German As The Official US Language Myth
An urban legend, sometimes called the Muhlenberg legend after Frederick Muhlenberg, states that English only narrowly defeated German as the U.S. official language. In reality, the proposal involved a requirement that government documents be translated into German. The United States has no statutory official language; English has been used on a de facto basis, owing to its status as the country's predominant language.
In Pennsylvania, which had a large German-American population, German was long allowed as the language of instruction in schools, and state documents were available in German until 1950. As a result of anti-German sentiment during World War I, the fluency decreased from one generation to the next and only a small fraction of Pennsylvanians of German descent are fluent in the German language.

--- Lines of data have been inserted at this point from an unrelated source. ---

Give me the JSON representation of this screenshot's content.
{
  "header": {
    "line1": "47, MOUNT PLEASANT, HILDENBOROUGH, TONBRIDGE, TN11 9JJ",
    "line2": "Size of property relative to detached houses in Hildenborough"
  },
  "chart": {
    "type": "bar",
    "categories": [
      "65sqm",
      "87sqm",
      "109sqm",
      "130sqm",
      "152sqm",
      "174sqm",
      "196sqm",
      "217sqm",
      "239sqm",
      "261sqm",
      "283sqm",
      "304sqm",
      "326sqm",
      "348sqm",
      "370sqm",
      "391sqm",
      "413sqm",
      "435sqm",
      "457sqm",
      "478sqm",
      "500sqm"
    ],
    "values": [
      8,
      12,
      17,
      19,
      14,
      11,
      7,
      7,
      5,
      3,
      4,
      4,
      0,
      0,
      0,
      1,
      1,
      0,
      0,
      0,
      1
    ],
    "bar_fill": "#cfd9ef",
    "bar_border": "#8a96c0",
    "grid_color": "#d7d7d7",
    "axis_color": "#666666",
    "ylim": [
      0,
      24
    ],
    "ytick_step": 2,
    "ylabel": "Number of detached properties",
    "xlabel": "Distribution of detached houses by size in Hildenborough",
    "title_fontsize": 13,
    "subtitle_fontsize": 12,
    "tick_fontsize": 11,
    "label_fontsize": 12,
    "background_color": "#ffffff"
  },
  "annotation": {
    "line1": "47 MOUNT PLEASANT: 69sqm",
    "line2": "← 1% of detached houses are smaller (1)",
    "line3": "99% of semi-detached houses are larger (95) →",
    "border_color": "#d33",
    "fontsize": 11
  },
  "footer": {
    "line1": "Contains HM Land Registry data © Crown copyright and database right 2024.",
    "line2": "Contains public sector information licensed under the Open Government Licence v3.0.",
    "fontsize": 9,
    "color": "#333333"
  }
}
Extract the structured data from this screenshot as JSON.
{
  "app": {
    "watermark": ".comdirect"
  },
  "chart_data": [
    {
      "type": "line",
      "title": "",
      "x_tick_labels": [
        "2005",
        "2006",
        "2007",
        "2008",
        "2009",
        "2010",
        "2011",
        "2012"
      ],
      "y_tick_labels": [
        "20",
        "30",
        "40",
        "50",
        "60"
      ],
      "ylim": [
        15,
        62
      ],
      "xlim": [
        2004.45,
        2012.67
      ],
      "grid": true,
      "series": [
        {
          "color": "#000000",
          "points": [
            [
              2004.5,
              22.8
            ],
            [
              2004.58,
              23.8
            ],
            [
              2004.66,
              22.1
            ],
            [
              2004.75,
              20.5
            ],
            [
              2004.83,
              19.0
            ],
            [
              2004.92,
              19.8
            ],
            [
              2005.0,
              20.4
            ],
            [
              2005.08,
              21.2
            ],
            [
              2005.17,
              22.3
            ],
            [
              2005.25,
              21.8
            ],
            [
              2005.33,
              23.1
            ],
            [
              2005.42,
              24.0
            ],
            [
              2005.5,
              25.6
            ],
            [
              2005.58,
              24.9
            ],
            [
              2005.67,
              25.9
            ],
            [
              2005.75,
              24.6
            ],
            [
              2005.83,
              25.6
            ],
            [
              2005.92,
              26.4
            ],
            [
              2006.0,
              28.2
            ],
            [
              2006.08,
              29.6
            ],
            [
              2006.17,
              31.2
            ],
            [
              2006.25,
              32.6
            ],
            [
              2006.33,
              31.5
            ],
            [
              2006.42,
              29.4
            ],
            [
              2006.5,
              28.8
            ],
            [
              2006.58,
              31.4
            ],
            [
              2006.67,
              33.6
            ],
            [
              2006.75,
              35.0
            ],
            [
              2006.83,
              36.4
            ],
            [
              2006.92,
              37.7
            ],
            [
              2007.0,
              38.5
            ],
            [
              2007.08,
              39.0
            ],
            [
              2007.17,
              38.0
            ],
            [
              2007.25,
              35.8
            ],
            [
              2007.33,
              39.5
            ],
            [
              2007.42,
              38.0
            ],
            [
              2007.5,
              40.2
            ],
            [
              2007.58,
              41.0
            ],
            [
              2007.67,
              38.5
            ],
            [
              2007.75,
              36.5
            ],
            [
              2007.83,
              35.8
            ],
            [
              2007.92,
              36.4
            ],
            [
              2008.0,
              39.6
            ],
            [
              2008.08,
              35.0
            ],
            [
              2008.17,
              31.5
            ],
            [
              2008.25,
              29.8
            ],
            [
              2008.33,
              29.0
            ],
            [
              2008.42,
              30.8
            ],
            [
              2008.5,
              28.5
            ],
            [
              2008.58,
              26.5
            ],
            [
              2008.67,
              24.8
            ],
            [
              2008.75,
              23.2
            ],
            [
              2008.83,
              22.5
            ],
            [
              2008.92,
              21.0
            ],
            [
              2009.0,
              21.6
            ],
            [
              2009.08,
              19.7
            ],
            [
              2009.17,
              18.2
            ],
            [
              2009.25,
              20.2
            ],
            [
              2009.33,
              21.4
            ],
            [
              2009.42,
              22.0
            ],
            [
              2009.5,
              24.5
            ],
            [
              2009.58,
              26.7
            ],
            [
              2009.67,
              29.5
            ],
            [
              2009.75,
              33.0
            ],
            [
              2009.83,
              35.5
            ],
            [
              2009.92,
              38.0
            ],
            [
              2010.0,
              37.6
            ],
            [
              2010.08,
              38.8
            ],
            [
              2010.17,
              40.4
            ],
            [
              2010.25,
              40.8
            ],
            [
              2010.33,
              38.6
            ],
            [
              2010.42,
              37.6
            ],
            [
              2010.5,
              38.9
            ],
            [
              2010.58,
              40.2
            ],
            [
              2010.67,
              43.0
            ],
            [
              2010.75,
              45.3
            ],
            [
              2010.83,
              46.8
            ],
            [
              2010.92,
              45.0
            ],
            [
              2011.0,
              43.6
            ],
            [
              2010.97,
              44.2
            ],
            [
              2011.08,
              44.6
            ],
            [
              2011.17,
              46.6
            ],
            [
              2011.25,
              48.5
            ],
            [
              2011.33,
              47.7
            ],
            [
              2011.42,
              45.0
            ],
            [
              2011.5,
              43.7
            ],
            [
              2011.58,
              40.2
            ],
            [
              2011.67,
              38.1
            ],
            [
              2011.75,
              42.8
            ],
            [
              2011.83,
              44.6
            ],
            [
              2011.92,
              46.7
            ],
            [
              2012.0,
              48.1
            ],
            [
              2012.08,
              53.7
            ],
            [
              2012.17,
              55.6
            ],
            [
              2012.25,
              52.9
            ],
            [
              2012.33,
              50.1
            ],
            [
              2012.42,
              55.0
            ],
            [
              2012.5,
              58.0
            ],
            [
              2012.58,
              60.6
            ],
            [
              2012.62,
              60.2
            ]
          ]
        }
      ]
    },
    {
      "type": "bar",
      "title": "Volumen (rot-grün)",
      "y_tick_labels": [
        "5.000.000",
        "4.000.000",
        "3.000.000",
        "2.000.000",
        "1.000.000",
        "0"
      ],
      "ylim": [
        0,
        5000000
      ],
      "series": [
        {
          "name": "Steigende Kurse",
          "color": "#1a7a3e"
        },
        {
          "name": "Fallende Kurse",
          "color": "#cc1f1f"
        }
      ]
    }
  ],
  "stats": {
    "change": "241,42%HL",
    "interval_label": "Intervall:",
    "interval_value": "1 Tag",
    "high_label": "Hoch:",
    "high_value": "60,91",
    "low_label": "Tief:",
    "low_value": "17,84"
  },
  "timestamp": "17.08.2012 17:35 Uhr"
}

Read more about this topic: German Language In The United States
Famous quotes containing the words german, official, language and/or myth:
“The Germansonce they were called the nation of thinkers: do they still think at all? Nowadays the Germans are bored with intellect, the Germans distrust intellect, politics devours all seriousness for really intellectual thingsDeutschland, Deutschland Über alles was, I fear, the end of German philosophy.”
—Friedrich Nietzsche (18441900)
“No sane local official who has hung up an empty stocking over the municipal fireplace, is going to shoot Santa Claus just before a hard Christmas.”
—Alfred E. Smith (18731944)
“It is impossible to dissociate language from science or science from language, because every natural science always involves three things: the sequence of phenomena on which the science is based; the abstract concepts which call these phenomena to mind; and the words in which the concepts are expressed. To call forth a concept, a word is needed; to portray a phenomenon, a concept is needed. All three mirror one and the same reality.”
—Antoine Lavoisier (17431794)
“By blood we live, the hot, the cold,
To ravage and redeem the world:
There is no bloodless myth will hold.”